Le temps présidentiel

Après Chaque pas doit être un but, le premier tome des Mémoires de Jacques Chirac, qui évoquait son parcours politique, Le temps présidentiel revient sur ses deux mandats de président. Tout au long des quelques 600 pages de ce second tome, Jacques Chirac s’explique sur ses choix de président. Des essais nucléaires à la dissolution, du non à la guerre en Irak au référendum de 2005, Jacques Chirac revient sur ses douze années à la tête de l’Etat.

L’essentiel de l’ouvrage porte sur son action internationale. Le président évoque ses rencontres avec de nombreux chefs d’Etat, mais aussi les coulisses des négociations internationales et des sommets internationaux, G7 puis G8 et G20.  A travers ses relations avec Bill Clinton ou Boris Eltsine, à celles plus délicates avec Georges Bush –on apprend ainsi qu’ils ne se parlèrent pas pendant plusieurs mois- à celles avec Tony Blair qui, selon Jacques Chirac, « a pris de lourdes responsabilités au regard de l’Histoire » en se ralliant d’emblée à l’offensive américaine en Irak, sans omettre naturellement la rencontre avec le président chinois Jiang Zemin en 1999, il pose son regard sur la mondialisation et la gouvernance mondiale. Mais aussi les grands dossiers internationaux, comme la crise en ex-Yougoslavie, ou les discussions préalables à la guerre en Irak, dans laquelle il refusera d’engager notre pays. Sa manière de s’impliquer dans ces deux dossiers témoigne déjà de son inlassable engagement en faveur des cultures et pour la paix.

Le Proche-Orient occupe une large place. De la visite à Jérusalem qui fit tant couler d’encre à ses relations avec Yasser Arafat, Jacques Chirac évoque la troisième voix française, dans la recherche de la paix dans cette région. Comment ne pas être pris à la gorge par le vibrant hommage qu’il rend à son ami assassiné Rafic Hariri, ressenti « comme celui d’un frère… Un des pires chocs de ma vie ». Il ne pardonnera jamais à Bachar El-Assad, fils d’Hafez qui lui, avait su faire progresser la Syrie. La construction européenne, enfin, occupe une large place. Tout comme son cheminement en matière d’écologie, et notamment la genèse de son fameux discours de Johannesburg : « La maison brûle et nous regardons ailleurs ».

L’ancien président n’est pas exempt d’autocritique, notamment en matière de politique intérieure, en particulier sur la dissolution de 1997, et le 21 avril 2002. Alors que la classe politique entière s’évertue à rendre Dominique de Villepin responsable de la dissolution ratée de 1997, Jacques Chirac consacre un chapitre entier à rappeler les faits : depuis l’automne 1996, tout le RPR lui conseille d’user de ce pouvoir, y compris Nicolas Sarkozy, à l’exception de Philippe Seguin, Bernard Pons ou Pierre Mazeaud.
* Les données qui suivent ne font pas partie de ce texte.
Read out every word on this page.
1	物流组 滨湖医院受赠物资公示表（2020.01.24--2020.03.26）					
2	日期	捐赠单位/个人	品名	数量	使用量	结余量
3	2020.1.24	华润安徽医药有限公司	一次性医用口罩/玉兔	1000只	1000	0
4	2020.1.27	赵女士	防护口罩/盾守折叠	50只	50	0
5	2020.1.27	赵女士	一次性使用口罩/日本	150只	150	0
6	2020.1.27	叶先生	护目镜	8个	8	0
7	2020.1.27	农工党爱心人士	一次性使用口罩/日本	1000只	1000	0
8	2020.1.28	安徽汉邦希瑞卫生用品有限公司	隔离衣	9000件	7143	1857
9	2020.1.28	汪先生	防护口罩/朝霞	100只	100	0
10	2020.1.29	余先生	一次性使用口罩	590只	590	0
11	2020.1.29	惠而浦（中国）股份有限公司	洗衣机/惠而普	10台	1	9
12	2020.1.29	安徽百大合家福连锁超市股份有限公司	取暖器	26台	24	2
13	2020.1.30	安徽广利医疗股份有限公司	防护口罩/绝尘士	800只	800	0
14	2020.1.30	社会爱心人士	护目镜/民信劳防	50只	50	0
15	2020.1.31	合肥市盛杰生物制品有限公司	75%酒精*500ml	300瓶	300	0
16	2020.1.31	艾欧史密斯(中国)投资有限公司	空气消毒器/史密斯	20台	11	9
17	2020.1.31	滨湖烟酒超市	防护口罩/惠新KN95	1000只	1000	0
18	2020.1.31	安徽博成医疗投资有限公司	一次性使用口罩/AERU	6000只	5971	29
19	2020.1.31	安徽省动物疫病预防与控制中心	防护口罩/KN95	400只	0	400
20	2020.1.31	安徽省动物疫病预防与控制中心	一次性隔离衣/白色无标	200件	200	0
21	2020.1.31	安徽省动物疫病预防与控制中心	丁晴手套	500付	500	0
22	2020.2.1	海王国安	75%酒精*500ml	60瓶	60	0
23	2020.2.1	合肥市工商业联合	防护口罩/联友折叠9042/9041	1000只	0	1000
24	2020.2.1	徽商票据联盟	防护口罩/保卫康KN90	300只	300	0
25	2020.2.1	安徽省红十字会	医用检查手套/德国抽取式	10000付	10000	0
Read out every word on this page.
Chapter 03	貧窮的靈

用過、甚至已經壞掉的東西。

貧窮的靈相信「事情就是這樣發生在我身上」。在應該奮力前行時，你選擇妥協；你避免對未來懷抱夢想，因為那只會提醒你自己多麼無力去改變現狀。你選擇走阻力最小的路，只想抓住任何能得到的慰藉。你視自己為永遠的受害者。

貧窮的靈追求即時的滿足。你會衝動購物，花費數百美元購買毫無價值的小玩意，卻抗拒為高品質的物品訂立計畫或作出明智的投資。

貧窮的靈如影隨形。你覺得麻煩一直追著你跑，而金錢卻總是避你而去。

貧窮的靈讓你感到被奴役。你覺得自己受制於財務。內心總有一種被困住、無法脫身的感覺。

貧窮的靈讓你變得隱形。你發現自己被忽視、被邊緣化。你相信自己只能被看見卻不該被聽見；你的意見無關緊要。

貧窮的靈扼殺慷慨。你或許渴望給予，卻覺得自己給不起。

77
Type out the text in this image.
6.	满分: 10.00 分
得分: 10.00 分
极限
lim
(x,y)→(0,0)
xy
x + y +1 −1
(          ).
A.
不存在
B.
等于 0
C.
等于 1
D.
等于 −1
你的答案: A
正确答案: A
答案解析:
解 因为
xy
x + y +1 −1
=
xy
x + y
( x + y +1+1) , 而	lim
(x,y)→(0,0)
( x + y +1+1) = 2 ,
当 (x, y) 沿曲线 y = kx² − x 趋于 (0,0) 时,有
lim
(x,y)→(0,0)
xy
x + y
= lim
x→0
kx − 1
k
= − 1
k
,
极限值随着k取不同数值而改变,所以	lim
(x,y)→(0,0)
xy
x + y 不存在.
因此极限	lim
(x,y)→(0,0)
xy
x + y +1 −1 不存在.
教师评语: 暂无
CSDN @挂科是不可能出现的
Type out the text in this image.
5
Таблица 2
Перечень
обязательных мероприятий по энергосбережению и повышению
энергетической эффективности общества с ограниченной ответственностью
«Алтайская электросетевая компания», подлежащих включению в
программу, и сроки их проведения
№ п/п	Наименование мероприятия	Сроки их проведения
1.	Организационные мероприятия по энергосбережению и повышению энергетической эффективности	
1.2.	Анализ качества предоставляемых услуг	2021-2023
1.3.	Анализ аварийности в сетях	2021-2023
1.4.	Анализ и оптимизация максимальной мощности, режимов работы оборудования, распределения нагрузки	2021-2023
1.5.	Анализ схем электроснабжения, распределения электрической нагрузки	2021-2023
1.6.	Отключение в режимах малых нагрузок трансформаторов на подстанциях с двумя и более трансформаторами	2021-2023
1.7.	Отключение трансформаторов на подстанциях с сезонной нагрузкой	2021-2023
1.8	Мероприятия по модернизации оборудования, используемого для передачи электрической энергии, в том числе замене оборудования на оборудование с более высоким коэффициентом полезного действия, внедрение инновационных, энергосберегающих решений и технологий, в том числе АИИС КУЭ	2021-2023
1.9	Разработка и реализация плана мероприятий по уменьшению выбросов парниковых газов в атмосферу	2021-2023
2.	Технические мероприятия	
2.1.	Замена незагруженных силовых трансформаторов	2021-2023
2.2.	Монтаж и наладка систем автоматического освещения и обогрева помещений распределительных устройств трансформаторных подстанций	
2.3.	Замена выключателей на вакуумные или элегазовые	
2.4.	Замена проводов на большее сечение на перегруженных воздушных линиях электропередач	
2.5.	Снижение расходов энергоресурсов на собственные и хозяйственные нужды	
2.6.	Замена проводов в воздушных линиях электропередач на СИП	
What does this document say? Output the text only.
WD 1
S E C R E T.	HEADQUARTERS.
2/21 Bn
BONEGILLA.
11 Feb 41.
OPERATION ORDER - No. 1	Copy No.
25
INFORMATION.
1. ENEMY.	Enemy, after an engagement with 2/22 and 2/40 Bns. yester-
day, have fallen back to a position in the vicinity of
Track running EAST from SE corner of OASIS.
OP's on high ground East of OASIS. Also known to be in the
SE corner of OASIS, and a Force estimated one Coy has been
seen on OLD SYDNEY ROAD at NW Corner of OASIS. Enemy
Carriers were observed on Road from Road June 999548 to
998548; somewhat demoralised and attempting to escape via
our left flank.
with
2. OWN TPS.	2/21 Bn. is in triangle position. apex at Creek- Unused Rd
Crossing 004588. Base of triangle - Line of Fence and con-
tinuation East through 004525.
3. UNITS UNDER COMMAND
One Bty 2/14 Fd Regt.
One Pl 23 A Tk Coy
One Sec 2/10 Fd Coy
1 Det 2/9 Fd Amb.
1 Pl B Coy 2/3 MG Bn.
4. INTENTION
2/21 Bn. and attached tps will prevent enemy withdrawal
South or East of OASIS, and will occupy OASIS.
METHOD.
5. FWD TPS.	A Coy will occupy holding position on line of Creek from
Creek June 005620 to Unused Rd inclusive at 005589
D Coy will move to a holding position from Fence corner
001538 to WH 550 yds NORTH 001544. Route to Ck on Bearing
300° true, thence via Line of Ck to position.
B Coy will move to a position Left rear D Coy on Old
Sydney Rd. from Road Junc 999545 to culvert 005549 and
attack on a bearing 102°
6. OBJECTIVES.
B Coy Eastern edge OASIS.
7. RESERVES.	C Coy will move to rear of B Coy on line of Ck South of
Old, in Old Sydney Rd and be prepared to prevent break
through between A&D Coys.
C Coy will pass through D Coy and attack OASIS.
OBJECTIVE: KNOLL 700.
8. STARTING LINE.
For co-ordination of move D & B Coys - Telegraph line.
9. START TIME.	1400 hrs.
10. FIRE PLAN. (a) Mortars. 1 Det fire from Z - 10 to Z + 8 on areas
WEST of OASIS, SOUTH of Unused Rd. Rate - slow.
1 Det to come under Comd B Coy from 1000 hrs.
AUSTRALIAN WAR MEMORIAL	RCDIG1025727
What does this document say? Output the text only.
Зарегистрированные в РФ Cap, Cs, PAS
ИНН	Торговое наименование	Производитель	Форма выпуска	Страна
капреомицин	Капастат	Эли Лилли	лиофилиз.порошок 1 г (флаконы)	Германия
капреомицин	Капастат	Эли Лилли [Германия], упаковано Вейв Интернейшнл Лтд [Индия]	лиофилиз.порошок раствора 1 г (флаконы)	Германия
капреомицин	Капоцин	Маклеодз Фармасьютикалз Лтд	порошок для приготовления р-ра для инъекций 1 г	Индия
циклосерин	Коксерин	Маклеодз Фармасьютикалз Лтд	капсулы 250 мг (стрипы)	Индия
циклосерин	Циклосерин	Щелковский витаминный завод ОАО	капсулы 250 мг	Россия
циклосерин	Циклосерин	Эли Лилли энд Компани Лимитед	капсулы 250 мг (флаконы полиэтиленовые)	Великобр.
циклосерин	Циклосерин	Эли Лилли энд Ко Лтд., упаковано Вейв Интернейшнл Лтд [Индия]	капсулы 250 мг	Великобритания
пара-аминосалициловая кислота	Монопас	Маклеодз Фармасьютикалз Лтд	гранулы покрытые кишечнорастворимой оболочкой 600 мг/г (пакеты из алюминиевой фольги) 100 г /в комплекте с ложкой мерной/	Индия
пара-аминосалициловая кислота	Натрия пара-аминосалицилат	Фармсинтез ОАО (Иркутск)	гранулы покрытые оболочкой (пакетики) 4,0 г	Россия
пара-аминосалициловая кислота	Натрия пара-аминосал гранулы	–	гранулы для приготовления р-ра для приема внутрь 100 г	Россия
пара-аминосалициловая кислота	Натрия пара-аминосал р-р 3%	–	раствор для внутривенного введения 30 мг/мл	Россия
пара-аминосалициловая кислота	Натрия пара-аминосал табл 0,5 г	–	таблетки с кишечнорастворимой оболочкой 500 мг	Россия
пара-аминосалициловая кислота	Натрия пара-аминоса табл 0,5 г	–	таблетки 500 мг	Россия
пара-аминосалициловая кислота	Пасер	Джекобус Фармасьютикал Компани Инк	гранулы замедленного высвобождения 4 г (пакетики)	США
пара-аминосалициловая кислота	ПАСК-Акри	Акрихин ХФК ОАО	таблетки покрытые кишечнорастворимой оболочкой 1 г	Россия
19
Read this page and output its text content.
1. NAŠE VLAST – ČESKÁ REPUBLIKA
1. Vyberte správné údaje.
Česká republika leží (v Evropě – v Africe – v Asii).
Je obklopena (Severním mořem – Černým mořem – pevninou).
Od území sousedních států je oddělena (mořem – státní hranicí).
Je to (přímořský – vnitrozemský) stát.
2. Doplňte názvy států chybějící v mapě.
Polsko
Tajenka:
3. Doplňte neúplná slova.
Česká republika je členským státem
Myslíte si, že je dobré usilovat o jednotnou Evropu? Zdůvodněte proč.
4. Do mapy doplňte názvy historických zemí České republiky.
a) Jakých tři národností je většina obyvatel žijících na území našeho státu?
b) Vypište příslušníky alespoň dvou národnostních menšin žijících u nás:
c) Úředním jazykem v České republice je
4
Au-delà de dédouaner son ancien secrétaire général, Jacques Chirac remet les pendules à l’heure sur le fonctionnement de l’Elysée : le président, bien qu’entouré de conseillers, décide… et assume.

Il va même jusqu’à reconnaître des erreurs, particulièrement lorsqu’il dresse le bilan de son élection en 2002 et du choc du 21 avril, alors mal analysé : «J’aurais sans doute dû tout mettre en oeuvre pour constituer une équipe dirigeante plus représentative des 82% d’électeurs qui m’ont apporté leur suffrage le 4 mai 2002». «Je ne l’ai pas fait et ce fut probablement une erreur au regard de l’unité nationale dont j’étais le garant», admet-il. Le président Chirac affiche néanmoins sa fierté de n’avoir jamais accepté de compromis avec le Front National, « le parti de la haine, du racisme et de la discrimination ».

Au fil de ce Temps présidentiel, l’ancien président dresse avec sincérité le portrait de nombreux politiques qui l’ont entouré. A gauche, François Mitterrand bénéficie d’un portrait flatteur. Ainsi qu’Hubert Védrine, qui l’aida souvent à comprendre Jospin. Ce dernier, en revanche, n’est pas épargné par la plume parfois acide du président : « Je ne me sens rien de commun avec un dirigeant dont la rigidité intellectuelle, la vision manichéenne de la société, la conception antagoniste des rapports politiques dictent le comportement comme la pensée. »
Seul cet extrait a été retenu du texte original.